THE GREEN HORNET - YEAR ONE

GREEN HORNET – YEAR ONE
Dynamite Comics
Writer Matt Wagner
Artist Aaron Campbell

In the three years I’ve written Pulp Fiction Reviews, I’ve never bothered to shine a light on comics. I am making an exception here because of the quality and pulp strings attached to this marvelous title from Dynamite Comics. Okay, so the Green Hornet was never a pulp hero, having been born on the radio along about the same time as the Shadow and other great melodramatic heroes. He would also make the jump to the movie serials and comics casting him clearly in the same mold as the glorious pulp characters of his day.

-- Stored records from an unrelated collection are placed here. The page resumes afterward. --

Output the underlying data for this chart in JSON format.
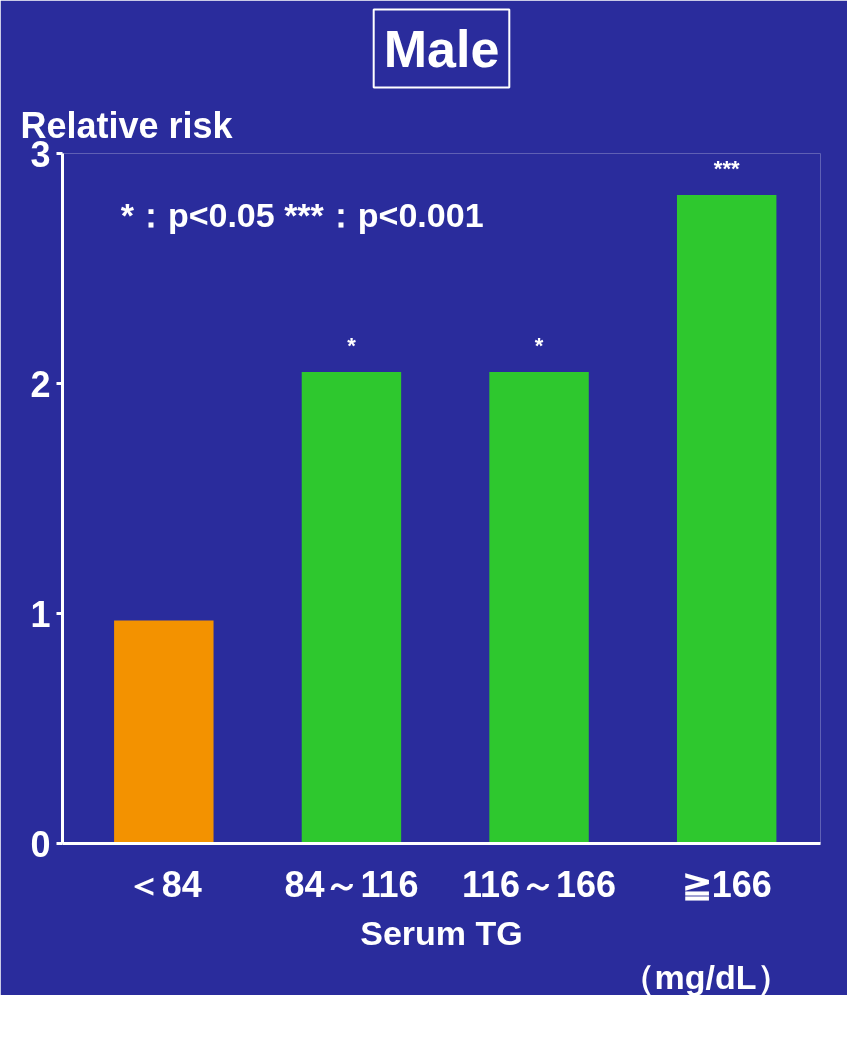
{
  "chart_data": {
    "type": "bar",
    "title": "Male",
    "ylabel": "Relative risk",
    "xlabel": "Serum TG",
    "categories": [
      "＜84",
      "84～116",
      "116～166",
      "≧166"
    ],
    "values": [
      0.97,
      2.05,
      2.05,
      2.82
    ],
    "colors": [
      "#f39200",
      "#2ec82e",
      "#2ec82e",
      "#2ec82e"
    ],
    "ylim": [
      0,
      3
    ],
    "yticks": [
      0,
      1,
      2,
      3
    ],
    "grid": false,
    "annotations": [
      "*：p<0.05 ***：p<0.001",
      {
        "text": "*",
        "x": "84～116",
        "y": 2.05
      },
      {
        "text": "*",
        "x": "116～166",
        "y": 2.05
      },
      {
        "text": "***",
        "x": "≧166",
        "y": 2.82
      },
      "（mg/dL）"
    ]
  }
}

Earlier this year Dynamite opened the Green Hornet floodgates and inundated the comic world with more Green Hornet titles than ever put by a single publisher before. There was Kevin Smith’s supposed old unused movie script and individual books featuring the various Katos etc.etc. For the most part most of these are lackluster affairs truly not worth any fans time or hard earned coins.

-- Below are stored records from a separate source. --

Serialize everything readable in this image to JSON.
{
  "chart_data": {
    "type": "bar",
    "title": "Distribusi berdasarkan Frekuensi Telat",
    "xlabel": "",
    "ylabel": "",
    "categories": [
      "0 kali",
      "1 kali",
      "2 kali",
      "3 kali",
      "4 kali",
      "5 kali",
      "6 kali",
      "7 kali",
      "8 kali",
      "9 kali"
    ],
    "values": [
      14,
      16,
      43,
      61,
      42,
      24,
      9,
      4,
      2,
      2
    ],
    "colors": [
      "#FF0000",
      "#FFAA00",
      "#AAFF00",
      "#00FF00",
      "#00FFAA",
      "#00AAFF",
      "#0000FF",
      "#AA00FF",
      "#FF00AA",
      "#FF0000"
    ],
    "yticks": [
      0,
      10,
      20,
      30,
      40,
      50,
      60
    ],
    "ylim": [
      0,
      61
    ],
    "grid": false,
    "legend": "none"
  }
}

Almost lost amongst this plethora of mediocre fare was one singular gem, GREEN HORNET – YEAR ONE. Conceived and written by veteran scribe Matt Wagner, it tells the story of the original verdant clad avenger and his Asian side-kick in a historically accurate time frame. It is the late 1930s and Germany and Japan are dicing up the world map to their own gratification and dreams of empire building. Against this background, Britt Reid, the bored, educated son of a Chicago newspaper publisher, decides to answer the call of wanderlust and go traipsing around the globe. He wants to have one big glorious adventure before he resigns himself to filling his father’s shoes and spending the next twenty years of his life behind a desk.

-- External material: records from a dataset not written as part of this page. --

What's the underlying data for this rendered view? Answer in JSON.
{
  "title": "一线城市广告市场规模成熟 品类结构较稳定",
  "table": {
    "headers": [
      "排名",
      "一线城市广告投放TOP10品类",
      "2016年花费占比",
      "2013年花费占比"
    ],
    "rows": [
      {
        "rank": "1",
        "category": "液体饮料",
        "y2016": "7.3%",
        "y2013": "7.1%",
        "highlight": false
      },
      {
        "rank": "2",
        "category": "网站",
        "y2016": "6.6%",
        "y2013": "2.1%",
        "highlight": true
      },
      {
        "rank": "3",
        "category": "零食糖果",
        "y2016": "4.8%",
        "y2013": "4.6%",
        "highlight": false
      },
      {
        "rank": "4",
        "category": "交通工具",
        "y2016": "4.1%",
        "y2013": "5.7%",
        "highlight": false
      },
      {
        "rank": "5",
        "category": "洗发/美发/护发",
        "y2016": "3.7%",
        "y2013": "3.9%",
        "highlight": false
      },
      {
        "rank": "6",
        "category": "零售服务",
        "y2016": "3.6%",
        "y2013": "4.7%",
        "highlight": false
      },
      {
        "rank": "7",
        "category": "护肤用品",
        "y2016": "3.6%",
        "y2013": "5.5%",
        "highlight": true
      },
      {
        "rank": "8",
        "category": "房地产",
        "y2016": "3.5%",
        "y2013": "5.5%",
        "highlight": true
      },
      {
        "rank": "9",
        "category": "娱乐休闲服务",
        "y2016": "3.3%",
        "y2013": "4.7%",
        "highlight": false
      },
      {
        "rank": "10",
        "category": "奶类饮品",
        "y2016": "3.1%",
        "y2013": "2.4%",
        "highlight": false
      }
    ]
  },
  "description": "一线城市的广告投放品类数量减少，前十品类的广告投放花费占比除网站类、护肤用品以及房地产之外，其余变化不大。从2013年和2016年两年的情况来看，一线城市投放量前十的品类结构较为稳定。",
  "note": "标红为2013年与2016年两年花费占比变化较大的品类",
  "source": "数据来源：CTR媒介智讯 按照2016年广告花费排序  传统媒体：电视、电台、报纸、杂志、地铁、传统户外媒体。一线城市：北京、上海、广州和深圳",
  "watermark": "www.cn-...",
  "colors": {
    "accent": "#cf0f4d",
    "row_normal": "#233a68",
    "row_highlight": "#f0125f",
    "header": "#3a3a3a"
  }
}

Meanwhile in the Land of the Rising Son, Hiyashi Kato has been raised by his noble sire to be a modern Samurai and live by their strict code of martial honor. When he is summarily drafted into the Japanese Imperial Army and becomes part of the invasion of China, he witnesses acts of brutal atrocity that challenge his very moral core. He deserts, choosing in the course of right and ultimately crosses paths with the young American, who saves his life in a freakish accident. Kato vows to accompany Reid and be his companion until his debt his repaid.

Wagner, realizing today’s audiences need action, jumps back and forth between these events and those occurring after the duo’s return to Chicago. Here they discover Reid Senior has died and left the running of the Daily Sentinel to his son. Once in this lofty position, Britt will come to understand the dept of the corruption infecting his beloved city by the criminal gangs, all of which will lead him to become a masked crime fighter with his loyal Kato ever at his side in the livery of a masked chauffeur.

Aaron Campbell’s art is so evocative of the times this story unfolds in, one has to wonder if he doesn’t spend every waking second in a library reference hall. His work captures not only the look but the atmosphere of these unsettling days when America, having just survived the Great Depression is on the brink another world conflict, unsure if the future spells doom or glory for the brash young country.

GREEN HORNET – YEAR ONE is a terrific comic series and does justice above and beyond to one of the great classic radio heroes of all time. Any pulp fan worth his fedora would be wise to pick it up.

1 comment:

Dave said...

You hit the nail directly on the head. This is one of the best series of comics I have ever read!